Costa, three-time PM of Portugal, came to power in 2015 despite the PS winning only 32.3 percent of the total votes cast, in comparison to the centre-right coalition of then prime minister Pedro Passos Coelho winning a total of 38.6 percent of votes.

Coelho’s Centre-Right coalition, Forward Portugal, won 107 seats in the 230-member house, but was unable to gain the nine seats required to govern. Costa, who is of Goan descent from the paternal side, was able to cobble together support from other leftist parties and the Portuguese far Left.

In 2019, Costa’s governance record saw the PS increase its seats to 108 from 86 in 2015. Costa’s popularity reached its zenith in the 2022 snap elections, when the PS won an outright majority in the parliament of Portugal, winning 120 seats.

However, Costa’s political rise as a socialist goliath in the Iberian country ended on 7 November, 2023, when Portuguese police raided his official residence and detained his chief of staff, Vítor Escária. Costa, possibly the most visible of socialist leaders across the EU, resigned that afternoon.

With the PS’ loss in Sunday’s election, only five leaders from the Party of European Socialists (PES) —the Centre-Left pan-European political party — govern across the 27 member-states. Only four leaders from the Centre-Left will now be present at meetings of the European Council, the forum where the heads of state and governments of EU members meet, as Romania’s representative in the council, president Klaus Lohannis, represents a different political party from that of Romanian PM Marcel Ciolacu. The latter’s party is part of the PES.

The four leaders representing the PES in European Council meetings are Olaf Scholz, chancellor of Germany, Pedro Sánchez, prime minister of Spain, Mette Frederiksen, prime minister of Denmark and Robert Abela, prime minister of Malta.

Rise of the far-right 

Chega’s victory in 48 seats in Portugal is part of the larger trend of the growth of populist/far-Right movements across the EU.

The far-right party Rassemblement National (RN) in France is polling 13 percentage points ahead of French president Emmanuel Macron’s own party as the EU elections loom, according to an opinion poll carried out by pollster Ipsos-Sopra Steria, in partnership with Sciences Po’s Cevipof Centre, the Institut Montaigne, the Fondation Jean Jaurès and Le Monde.

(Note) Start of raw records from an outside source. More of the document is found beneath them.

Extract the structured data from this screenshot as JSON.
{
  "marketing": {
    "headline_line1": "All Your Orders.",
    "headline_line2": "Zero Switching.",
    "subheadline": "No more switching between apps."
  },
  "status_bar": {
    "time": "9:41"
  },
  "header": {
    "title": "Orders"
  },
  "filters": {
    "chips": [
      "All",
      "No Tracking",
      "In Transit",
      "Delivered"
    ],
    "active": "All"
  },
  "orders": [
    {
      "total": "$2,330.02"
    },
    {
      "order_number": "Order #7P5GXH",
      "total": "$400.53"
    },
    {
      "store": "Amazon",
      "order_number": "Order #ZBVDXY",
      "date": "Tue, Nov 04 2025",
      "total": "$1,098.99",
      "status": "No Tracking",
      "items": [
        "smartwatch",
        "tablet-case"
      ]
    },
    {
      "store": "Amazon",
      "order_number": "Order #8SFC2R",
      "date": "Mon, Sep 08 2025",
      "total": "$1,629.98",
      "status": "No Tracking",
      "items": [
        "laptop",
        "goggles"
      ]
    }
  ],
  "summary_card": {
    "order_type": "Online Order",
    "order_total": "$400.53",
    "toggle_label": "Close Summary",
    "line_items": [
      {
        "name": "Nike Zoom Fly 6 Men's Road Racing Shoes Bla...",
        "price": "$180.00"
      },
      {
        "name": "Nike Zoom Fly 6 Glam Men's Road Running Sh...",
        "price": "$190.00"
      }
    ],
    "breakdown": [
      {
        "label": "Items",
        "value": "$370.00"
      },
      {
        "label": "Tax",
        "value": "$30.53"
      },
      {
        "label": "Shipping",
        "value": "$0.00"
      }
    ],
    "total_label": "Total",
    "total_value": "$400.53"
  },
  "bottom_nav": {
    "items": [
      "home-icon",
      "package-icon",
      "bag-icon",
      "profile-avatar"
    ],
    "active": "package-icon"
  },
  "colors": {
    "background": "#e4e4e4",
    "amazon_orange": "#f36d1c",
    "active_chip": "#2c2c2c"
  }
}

Up to 31 percent of individuals polled have indicated their votes for the RN, in comparison with only 18 percent indicating support for Macron’s Renaissance party. Jordan Bardella, 28, leader of the RN, is considered the second most popular leader in France, another opinion poll released earlier this month found.

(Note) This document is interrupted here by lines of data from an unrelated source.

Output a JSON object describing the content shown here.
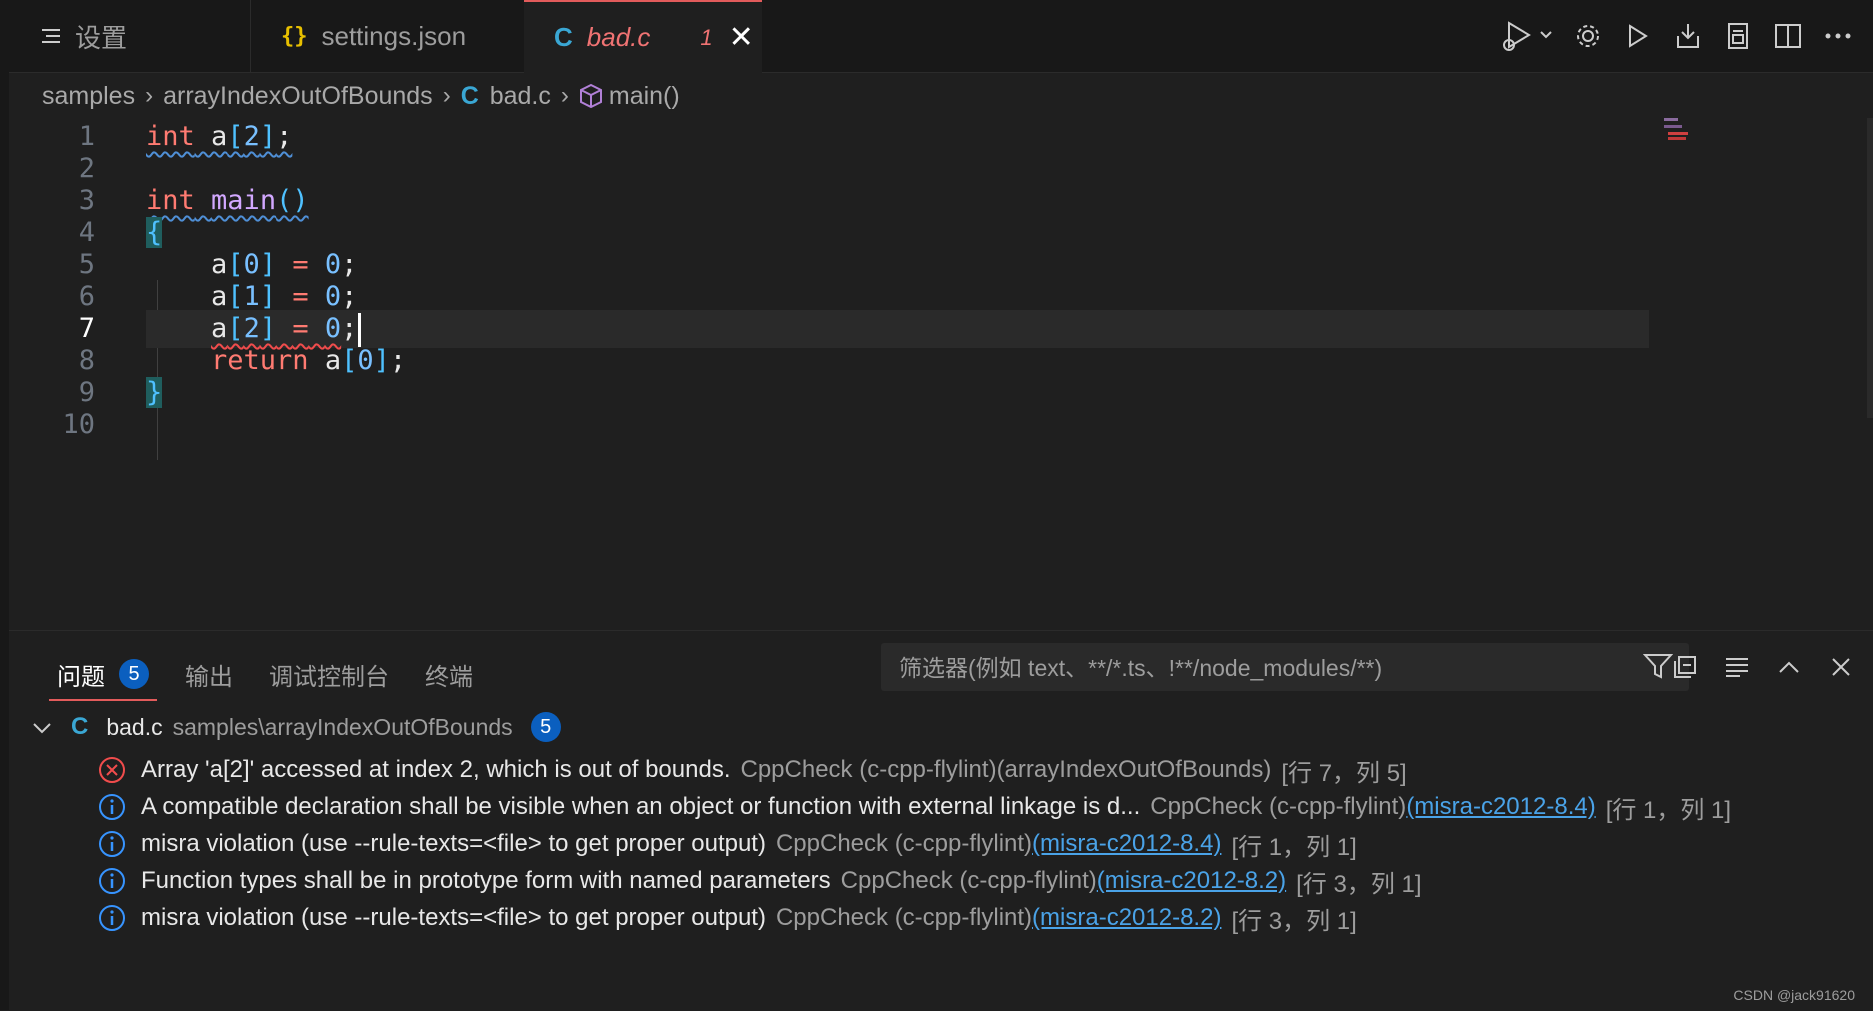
{
  "tabs": {
    "settings": {
      "icon": "list-icon",
      "label": "设置"
    },
    "json": {
      "icon": "{}",
      "label": "settings.json"
    },
    "badc": {
      "icon": "C",
      "label": "bad.c",
      "count": "1"
    }
  },
  "breadcrumb": {
    "items": [
      "samples",
      "arrayIndexOutOfBounds",
      "bad.c",
      "main()"
    ]
  },
  "editor": {
    "line_numbers": [
      "1",
      "2",
      "3",
      "4",
      "5",
      "6",
      "7",
      "8",
      "9",
      "10"
    ],
    "active_line": "7"
  },
  "panel": {
    "tabs": [
      "问题",
      "输出",
      "调试控制台",
      "终端"
    ],
    "problems_count": "5",
    "filter_placeholder": "筛选器(例如 text、**/*.ts、!**/node_modules/**)",
    "group": {
      "icon": "C",
      "file": "bad.c",
      "path": "samples\\arrayIndexOutOfBounds",
      "count": "5"
    },
    "problems": [
      {
        "severity": "error",
        "message": "Array 'a[2]' accessed at index 2, which is out of bounds.",
        "source": "CppCheck (c-cpp-flylint)(arrayIndexOutOfBounds)",
        "link": "",
        "position": "[行 7，列 5]"
      },
      {
        "severity": "info",
        "message": "A compatible declaration shall be visible when an object or function with external linkage is d...",
        "source": "CppCheck (c-cpp-flylint)",
        "link": "(misra-c2012-8.4)",
        "position": "[行 1，列 1]"
      },
      {
        "severity": "info",
        "message": "misra violation (use --rule-texts=<file> to get proper output)",
        "source": "CppCheck (c-cpp-flylint)",
        "link": "(misra-c2012-8.4)",
        "position": "[行 1，列 1]"
      },
      {
        "severity": "info",
        "message": "Function types shall be in prototype form with named parameters",
        "source": "CppCheck (c-cpp-flylint)",
        "link": "(misra-c2012-8.2)",
        "position": "[行 3，列 1]"
      },
      {
        "severity": "info",
        "message": "misra violation (use --rule-texts=<file> to get proper output)",
        "source": "CppCheck (c-cpp-flylint)",
        "link": "(misra-c2012-8.2)",
        "position": "[行 3，列 1]"
      }
    ]
  },
  "watermark": "CSDN @jack91620",
  "colors": {
    "error": "#f14c4c",
    "info": "#3794ff",
    "accent": "#e25b5b",
    "badge": "#0b5fbf"
  }
}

The think tank European Council on Foreign Relations (ECFR) has forecast a huge increase in seats for populist Right, “anti-European Union” parties in the EU elections likely in June. 

The ECFR predicts that such populist parties will top the vote-share in nine EU countries — Austria, Belgium, the Czech Republic, France, Hungary, Italy, the Netherlands, Poland and Slovakia. They are further expected to finish second or third in another nine countries — Bulgaria, Estonia, Finland, Germany, Latvia, Portugal, Romania, Spain and Sweden.